Coetzee on the Classics

Coetzee on the Classics May 25, 2004

J. M. Coetzee, the South African novelist who won the Nobel Prize for literature last year, offers an intriguing exchange concerning the classics and faith in his novel, Elizabeth Costello (I can’t read that without thinking “Elvis.”) Costello is a highly successful novelist now in her sixties who hits the lecture circuit and pontificates on various topics. The novel is largely a collection of the pontifications and the hubbub they cause with Costello’s family and colleagues. At one point, Elizabeth’s sister, Blanche, who is a Sister with a capital S in addition to being Elizabeth’s “blood sister” (as Elizabeth has constantly to explain) takes center stage. Blanche is receiving an honorary degree for her work with sick black children in South Africa, and she takes the opportunity to lecture the university granting the degree on the purpose of the humanities.

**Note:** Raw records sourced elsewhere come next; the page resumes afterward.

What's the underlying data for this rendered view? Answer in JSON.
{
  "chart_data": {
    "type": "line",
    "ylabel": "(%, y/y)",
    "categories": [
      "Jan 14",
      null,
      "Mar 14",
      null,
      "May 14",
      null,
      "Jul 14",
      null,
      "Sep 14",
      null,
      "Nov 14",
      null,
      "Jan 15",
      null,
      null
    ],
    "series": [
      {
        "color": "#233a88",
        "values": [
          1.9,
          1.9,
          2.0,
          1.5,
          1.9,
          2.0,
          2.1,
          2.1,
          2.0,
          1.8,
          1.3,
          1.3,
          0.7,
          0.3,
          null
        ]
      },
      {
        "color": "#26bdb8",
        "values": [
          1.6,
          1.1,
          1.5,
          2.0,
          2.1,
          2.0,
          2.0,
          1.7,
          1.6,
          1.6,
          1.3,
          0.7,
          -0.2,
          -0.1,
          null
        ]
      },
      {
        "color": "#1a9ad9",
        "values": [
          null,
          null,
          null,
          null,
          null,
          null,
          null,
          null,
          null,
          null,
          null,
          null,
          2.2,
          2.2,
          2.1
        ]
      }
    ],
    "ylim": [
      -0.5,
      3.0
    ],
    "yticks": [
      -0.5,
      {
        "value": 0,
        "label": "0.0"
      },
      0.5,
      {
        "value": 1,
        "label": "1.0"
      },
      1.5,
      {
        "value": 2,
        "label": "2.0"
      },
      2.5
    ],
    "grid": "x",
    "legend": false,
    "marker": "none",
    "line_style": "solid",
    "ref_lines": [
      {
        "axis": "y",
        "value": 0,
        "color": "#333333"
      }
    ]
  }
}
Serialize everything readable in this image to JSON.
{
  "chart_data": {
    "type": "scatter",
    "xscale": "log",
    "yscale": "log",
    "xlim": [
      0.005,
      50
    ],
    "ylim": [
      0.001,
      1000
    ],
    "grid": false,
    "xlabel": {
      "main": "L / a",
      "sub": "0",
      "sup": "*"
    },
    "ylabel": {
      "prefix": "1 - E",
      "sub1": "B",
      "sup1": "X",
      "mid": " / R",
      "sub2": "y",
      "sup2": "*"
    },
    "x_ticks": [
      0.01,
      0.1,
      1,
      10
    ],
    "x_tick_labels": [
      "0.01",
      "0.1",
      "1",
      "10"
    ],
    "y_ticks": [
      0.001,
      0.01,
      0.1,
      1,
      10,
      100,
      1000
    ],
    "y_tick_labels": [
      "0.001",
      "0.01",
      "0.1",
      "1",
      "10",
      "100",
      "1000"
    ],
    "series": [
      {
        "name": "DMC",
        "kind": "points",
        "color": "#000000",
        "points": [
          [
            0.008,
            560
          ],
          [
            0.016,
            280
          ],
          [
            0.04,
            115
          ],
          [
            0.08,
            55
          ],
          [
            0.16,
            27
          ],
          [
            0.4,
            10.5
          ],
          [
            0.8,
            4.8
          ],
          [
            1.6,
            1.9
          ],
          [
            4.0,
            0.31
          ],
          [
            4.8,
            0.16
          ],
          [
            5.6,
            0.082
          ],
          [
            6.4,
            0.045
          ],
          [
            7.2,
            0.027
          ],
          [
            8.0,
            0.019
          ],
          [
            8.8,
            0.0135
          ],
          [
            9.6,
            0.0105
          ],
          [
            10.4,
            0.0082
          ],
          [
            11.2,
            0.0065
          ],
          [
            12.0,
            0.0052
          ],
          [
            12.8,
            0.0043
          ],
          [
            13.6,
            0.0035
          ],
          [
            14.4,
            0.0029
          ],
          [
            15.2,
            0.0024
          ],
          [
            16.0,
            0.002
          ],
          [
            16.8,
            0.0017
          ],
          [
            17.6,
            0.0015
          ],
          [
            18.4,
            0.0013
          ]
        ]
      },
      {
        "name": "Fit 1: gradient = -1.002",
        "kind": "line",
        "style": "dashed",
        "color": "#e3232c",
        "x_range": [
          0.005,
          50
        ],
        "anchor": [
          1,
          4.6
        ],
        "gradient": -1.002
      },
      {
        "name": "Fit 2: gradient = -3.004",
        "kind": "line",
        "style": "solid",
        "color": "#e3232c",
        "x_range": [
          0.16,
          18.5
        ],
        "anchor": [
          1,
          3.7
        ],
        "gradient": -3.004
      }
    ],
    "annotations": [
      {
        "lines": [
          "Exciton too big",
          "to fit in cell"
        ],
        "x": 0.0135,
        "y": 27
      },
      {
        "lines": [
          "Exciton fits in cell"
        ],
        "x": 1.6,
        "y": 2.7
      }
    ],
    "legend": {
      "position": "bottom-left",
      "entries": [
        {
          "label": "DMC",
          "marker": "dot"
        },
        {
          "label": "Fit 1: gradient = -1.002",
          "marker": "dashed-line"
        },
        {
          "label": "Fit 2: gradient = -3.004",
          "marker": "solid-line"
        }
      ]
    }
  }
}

“The handful of men among whom the movement [of humane letters] originated of which you reresent, I fear, the sad tail ?Ethese men were animated,at least at first, by the purpose of finding the True Word, by which they understood then, and I understand now, the redemptive word.

“That word cannot be found in the classics, whether you understand the classics to mean Homer and Sophocles or whether you understand them to mean Homer and Shakespeare and Dostoevsky. In a happier age than our own it was possible for people to bluff themselves into believing that the classics of antiquity offered a teaching and a way of life. In our own time we have settled, rather desperately, for the claim that the study of the classics in itself might offer a way of life,or if not a way of life then at least a way of earning a living, if it cannot be proved to do any positive good, at least is on no side claimed to do any harm.” These comments spark a chapter-length discussion, as Elizabeth chimes in in defense of the novel, though not the classics, and others question whether Blanche is fair to the original humanist vision. Coetzee raises perennial questions, and in a fictional setting that allows a real dialogue to emerge.